Let $G$ be a finite group, and denote by $BG = K(G,1)$ the classifying space. For any fibration $X \rightarrow E \xrightarrow{\pi} BG$, the Serre spectral sequence $E_2^{p,q} = H^p(BG;H^q(X))$ converges to $H^*(E)$. We can consider singular cohomology with coefficients over a field $k$ and the spaces involved are connected $CW$-complexes for simplicity.
As an aside remark, this spectral sequence arises from the filtration $F_pC_n(E)$ generated by those simplices $\sigma \in C_n(E)$ such that $\pi_*\sigma = \tau(i_0,\ldots, i_n)$ for some $\tau \in C_p(BG)$ . There is a chain equivalence between $E_0^{p,q}$ and $C_p(BG; C^q(X))$ which gives the term described above.

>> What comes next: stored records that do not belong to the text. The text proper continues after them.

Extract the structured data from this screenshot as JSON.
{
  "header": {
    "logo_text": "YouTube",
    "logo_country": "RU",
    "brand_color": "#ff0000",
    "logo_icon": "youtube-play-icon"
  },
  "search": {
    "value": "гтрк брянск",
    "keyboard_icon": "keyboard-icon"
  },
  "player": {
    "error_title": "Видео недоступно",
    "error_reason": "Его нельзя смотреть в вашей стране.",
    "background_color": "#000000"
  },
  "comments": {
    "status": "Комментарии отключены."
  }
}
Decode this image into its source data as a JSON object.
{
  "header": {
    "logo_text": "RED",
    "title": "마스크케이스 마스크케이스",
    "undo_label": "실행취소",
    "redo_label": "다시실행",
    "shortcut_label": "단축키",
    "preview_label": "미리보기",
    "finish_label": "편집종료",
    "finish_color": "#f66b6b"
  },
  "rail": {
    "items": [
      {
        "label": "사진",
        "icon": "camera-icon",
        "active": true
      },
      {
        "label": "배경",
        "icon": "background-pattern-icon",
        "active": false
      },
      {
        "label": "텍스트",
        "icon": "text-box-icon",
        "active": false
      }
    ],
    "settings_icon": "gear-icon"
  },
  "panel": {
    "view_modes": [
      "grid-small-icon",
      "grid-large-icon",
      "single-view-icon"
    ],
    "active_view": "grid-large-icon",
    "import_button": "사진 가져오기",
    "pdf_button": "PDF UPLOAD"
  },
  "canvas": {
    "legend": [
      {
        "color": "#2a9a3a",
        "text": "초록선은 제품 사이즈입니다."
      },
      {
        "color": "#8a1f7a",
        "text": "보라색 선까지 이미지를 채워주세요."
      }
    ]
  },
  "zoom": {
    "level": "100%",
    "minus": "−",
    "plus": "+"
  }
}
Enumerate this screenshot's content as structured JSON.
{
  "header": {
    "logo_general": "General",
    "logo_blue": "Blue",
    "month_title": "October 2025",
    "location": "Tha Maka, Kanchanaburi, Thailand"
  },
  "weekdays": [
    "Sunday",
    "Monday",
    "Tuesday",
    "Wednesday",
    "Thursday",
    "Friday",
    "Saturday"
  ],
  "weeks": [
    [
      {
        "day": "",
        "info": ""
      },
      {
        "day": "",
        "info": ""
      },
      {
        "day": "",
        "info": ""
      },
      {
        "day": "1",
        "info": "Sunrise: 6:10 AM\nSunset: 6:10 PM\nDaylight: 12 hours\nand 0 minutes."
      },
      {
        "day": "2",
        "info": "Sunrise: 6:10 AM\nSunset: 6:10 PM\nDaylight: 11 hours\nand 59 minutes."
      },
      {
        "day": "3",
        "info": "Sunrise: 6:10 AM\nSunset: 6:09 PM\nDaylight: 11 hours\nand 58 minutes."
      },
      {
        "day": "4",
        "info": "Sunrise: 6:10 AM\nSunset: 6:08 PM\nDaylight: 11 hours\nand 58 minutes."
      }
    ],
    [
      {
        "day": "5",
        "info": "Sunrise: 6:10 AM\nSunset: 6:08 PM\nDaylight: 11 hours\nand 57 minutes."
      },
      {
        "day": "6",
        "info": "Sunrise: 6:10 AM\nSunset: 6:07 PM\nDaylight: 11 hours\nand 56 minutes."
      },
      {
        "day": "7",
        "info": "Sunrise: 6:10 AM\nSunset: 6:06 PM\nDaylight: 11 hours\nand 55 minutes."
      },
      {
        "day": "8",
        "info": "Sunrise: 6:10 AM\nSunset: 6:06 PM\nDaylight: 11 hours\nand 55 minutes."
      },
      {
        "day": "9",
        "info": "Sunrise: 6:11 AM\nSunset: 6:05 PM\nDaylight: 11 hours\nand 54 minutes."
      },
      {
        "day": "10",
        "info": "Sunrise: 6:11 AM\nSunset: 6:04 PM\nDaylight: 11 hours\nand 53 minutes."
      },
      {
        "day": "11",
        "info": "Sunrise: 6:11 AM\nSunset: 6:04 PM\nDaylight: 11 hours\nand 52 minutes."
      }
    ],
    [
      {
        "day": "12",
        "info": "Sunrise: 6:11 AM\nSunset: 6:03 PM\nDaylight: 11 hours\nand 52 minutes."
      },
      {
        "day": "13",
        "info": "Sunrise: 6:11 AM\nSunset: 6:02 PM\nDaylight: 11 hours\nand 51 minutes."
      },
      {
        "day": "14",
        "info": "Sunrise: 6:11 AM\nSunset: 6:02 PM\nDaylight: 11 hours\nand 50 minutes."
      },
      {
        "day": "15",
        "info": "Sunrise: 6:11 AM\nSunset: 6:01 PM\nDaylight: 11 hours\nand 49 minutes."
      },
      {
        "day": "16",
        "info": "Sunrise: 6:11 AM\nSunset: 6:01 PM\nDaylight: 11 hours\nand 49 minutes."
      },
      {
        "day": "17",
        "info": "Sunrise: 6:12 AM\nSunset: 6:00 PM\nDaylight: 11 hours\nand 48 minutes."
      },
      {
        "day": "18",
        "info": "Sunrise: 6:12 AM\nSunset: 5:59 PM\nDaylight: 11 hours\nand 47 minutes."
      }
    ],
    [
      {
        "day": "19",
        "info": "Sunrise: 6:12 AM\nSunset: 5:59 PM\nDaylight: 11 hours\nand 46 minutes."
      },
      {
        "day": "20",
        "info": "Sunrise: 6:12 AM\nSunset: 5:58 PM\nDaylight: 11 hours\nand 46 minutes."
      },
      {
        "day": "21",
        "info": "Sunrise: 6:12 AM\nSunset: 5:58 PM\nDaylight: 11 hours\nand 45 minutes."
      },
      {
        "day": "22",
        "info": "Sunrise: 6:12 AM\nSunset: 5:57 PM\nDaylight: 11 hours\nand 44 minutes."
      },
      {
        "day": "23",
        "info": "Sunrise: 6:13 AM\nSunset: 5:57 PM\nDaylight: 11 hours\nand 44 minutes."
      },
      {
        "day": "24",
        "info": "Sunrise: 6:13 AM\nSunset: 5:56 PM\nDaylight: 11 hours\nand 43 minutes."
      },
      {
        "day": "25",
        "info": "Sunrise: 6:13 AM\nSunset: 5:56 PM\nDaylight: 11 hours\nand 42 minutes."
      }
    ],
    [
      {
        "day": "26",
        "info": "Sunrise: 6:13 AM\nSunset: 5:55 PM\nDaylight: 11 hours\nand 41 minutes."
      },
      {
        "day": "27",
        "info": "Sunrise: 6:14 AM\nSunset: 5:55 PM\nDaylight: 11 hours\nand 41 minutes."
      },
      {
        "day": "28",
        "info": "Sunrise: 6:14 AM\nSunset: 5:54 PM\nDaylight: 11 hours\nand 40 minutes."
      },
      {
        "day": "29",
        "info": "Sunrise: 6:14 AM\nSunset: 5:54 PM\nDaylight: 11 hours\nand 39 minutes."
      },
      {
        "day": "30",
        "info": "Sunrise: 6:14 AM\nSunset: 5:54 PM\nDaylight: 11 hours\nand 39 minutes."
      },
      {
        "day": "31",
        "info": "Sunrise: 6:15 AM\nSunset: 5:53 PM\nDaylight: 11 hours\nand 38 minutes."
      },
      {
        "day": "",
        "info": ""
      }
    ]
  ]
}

On the other hand, $H^*(E)$ can be also computed using group cohomology. Consider $F_*$ a free resolution of $k$ as $k[G]$-module, then $H^*(E) \cong H^*(\text{Tot}(\hom_{k[G]}(F_{*}, H^*(X)))$. Filtering the double complex $\hom_{k[G]}(F_{*}, H^*(X))$ we have an spectral sequence
$E_2^{p,q} = H^p(G;H^q(X))$ converging to $H^*(E)$.
I want to see if these two spectral sequences are canonically isomorphic; in other words, is there a map between the filtered modules $C^*(E)$ and $\hom_{k[G]}(F_{*}, H^*(X))$ which induces an isomorphism on the $E_2$-page of the respective spectral sequences?